O consequente declínio da liberdade de expressão, os ataques a jornalistas e as restrições cada vez mais rígidas às organizações da sociedade civil (OSCs) são elementos que se somam para dificultar a vida do programa Giving for Change (ou “Doar para Mudar”). Para compreender melhor o desenvolvimento das ações em Moçambique, Ese Emerhi (Global Network Weaver, ou a “tecelã da rede global” do GFCF) e Barry Knight (consultor do GFCF) conversaram com Milagre Nuvunga, Diretora Executiva da Fundação Micaia, e Andrew Kingman, Diretor Geral da Eco Micaia. O resultado da convera é apresentado a seguir e nos ajuda a entender os esforços empreendidos na construção da filantropia comunitária no país.
Programa Giving for Change
Barry Knight (BK): Como estão encarando os desafios do programa?
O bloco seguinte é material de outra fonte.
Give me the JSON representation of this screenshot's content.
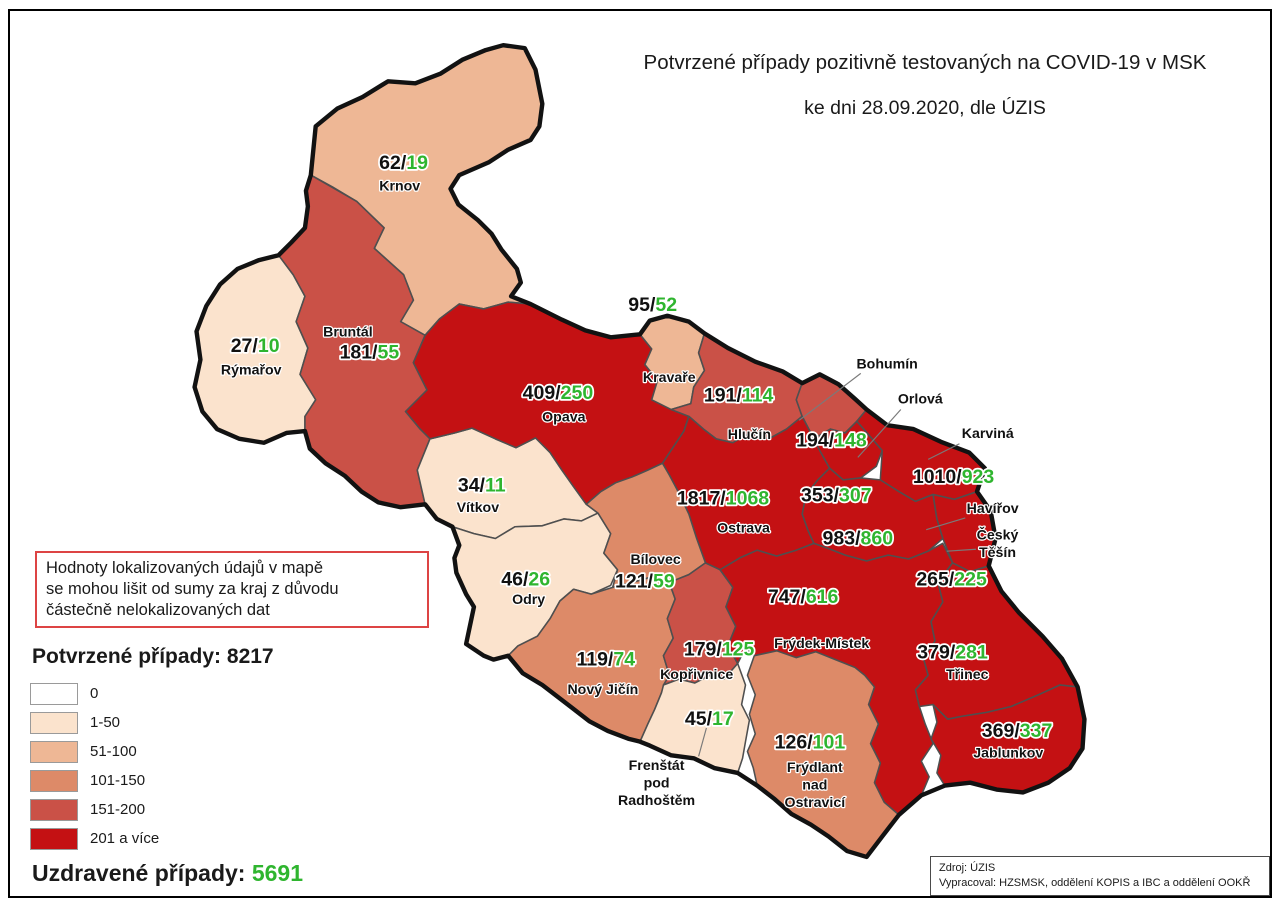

Milagre Nuvunga (MN): Sabíamos que seria difícil construir um movimento envolvente para o desenvolvimento da filantropia comunitária. Grande parte da sociedade civil se adaptou a uma dinâmica social profundamente estruturada de cima para baixo, construída a partir de um sistema de recompensas, burocracia excessiva e formalidade, no qual o paradigma de financiamento dominante enfraquece lideranças locais e qualquer senso de independência. Não tínhamos esperança de que as OSCs já estabelecidas fossem adotar com rapidez um processo em que seriam desafiadas por comunidades e por um público mais confiante e com recursos próprios.
BK: Quais os avanços na construção da filantropia comunitária?
Andrew Kingman (AK): Tivemos que reformular o programa à medida que fomos avançando; as linhas gerais do projeto original ainda estão lá, mas nossas táticas mudaram. Felizmente, o programa Giving for Change é flexível e podemos ajustá-lo quando necessário.
O orçamento inicial para o programa foi organizado em torno de “eventos” – com recursos para hospedagem, transporte e alimentação, por exemplo – mas vimos que essa não é a melhor forma de reunir as pessoas e aprender como uma comunidade. Observamos que a estratégia de eventos serve para reforçar sistemas de recompensa e, quando mudamos a abordagem em relação ao orçamento descobrimos que as pessoas passaram a contribuir diretamente para as formações, oferecendo espaço para reuniões, dedicando seu tempo e experiência e oferecendo outros tipos de apoio.
Temos trabalhado com a juventude, oferecendo apoio a 63 ativistas para se tornarem instrutores e facilitadores na mobilização de recursos, defesa de direitos, e atividade de lobby. Nós os chamamos de “agentes de filantropia comunitária” (AFC). Esperamos que até o final do ano 150 jovens passem pela formação, e esse é um resultado direto do programa Giving for Change.
O trabalho nas comunidades
BK: Como seus parceiros e as comunidades com as quais vocês trabalham reagem ao programa Giving for Change?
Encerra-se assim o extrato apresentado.